Later, Ukrainian Armed Forces chief Gen. Valerii Zaluzhnyi said Russia used a wide range of missiles to target Ukraine in Tuesday morning’s strikes.
“At about 03:30 on May 16, 2023, the Russian occupiers attacked Ukraine from the north, south, and east with 18 various types of air, sea, and land-based missiles,” Zaluzhnyi said on Telegram.
“Six Kh-47M2 Kinzhal aeroballistic missiles were fired from six MiG-31K aircraft, 9 Kalibr cruise missiles from ships in the Black Sea, and three land-based missiles (S-400, Iskander-M),” he said, adding that Moscow also launched attack drones, all of which were destroyed.
Last week the Ukrainian capital was targeted by what Klitschko called Russia’s “most massive” drone attack, in which 36 Iranian-made Shahed were fired on the city. All 36 were intercepted and damage from falling debris was light, the mayor said.
Ukraine’s air defenses, many of them Western-made, have been able to take out most of what Russia has challenged them with in recent months.
Earlier in May, Ukrainian and US officials said a US-made Patriot missile defense system had taken down a Russian missile.
Two US officials said Russia had tried to destroy a Patriot battery with a Kinzhal air-launched ballistic-missile strike, but Ukraine Patriot operators were able to intercept the Russian weapon.
Ukraine has received at least two Patriot systems, one from the United States and one from Germany, to enhance its air defenses, which had previously been unable to intercept more modern Russian missiles such as the Kinzhal.
The strikes on Kyiv came a day after Ukrainian intelligence claimed Russian forces are no longer capable of large-scale offensive action and faced a shortage of some missiles, such as the Kalibr.
However, Ukrainian Defense Intelligence spokesperson Andriy Yusov said Moscow still had enough missiles to sustain its current rate of air attacks.
He estimated Moscow has large stockpiles of S-300 missiles, which are capable of considerable destruction. The S-300 was designed as an anti-air weapon but the Russians have frequently used it in a ground-to-ground mode, which it is not very accurate.

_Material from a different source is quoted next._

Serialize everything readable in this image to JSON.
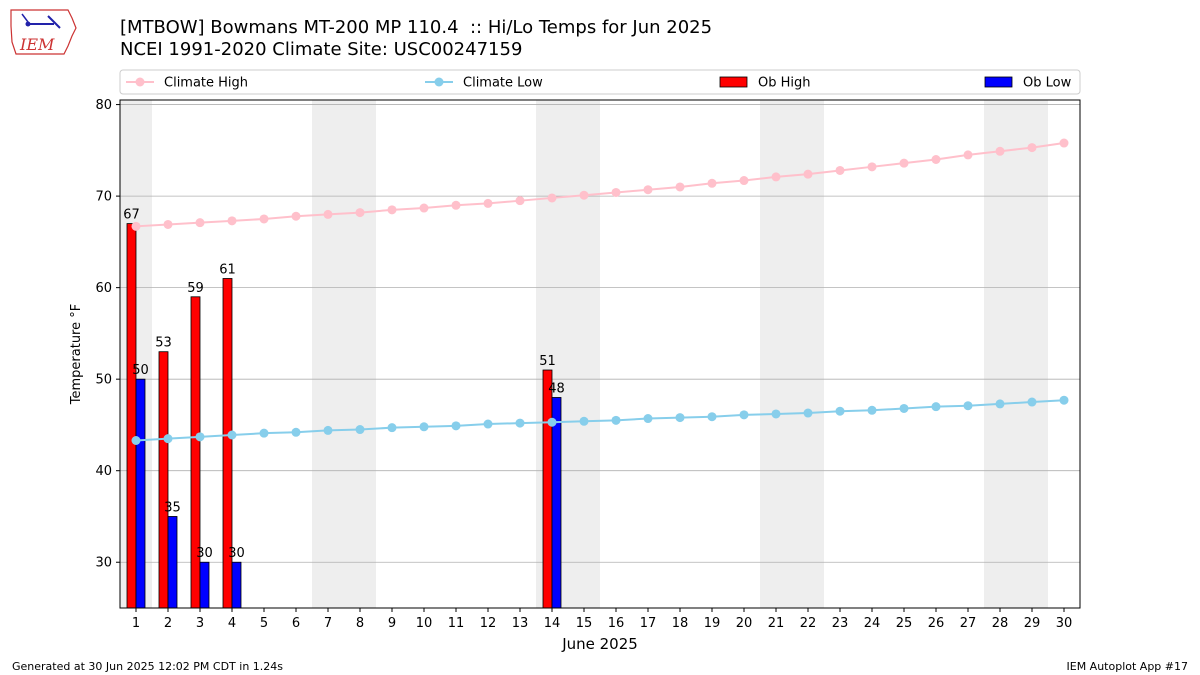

Ahead of a much anticipated Ukrainian counteroffensive, Yusov said Russia “is on the defensive” along “the entire front line” and lacked the resources “to repeat large-scale offensive actions.”
“They have been preparing for defense all this time, and this is a serious factor that the Ukrainian command certainly takes into account when preparing for the de-occupation of Ukrainian territories,” he said.
In recent days, Ukraine’s military says it has gained an advantage in some areas near the embattled eastern city of Bakhmut, but officials have been reluctant to provide specific dates for when the counteroffensive will begin.
Speaking to reporters after meeting with British Prime Minister Rishi Sunak in England Monday, Ukrainian President Volodymyr Zelensky said Kyiv is “preparing very important counteroffensive steps.”
“We really need some more time,” he said, but added: “Not too much.”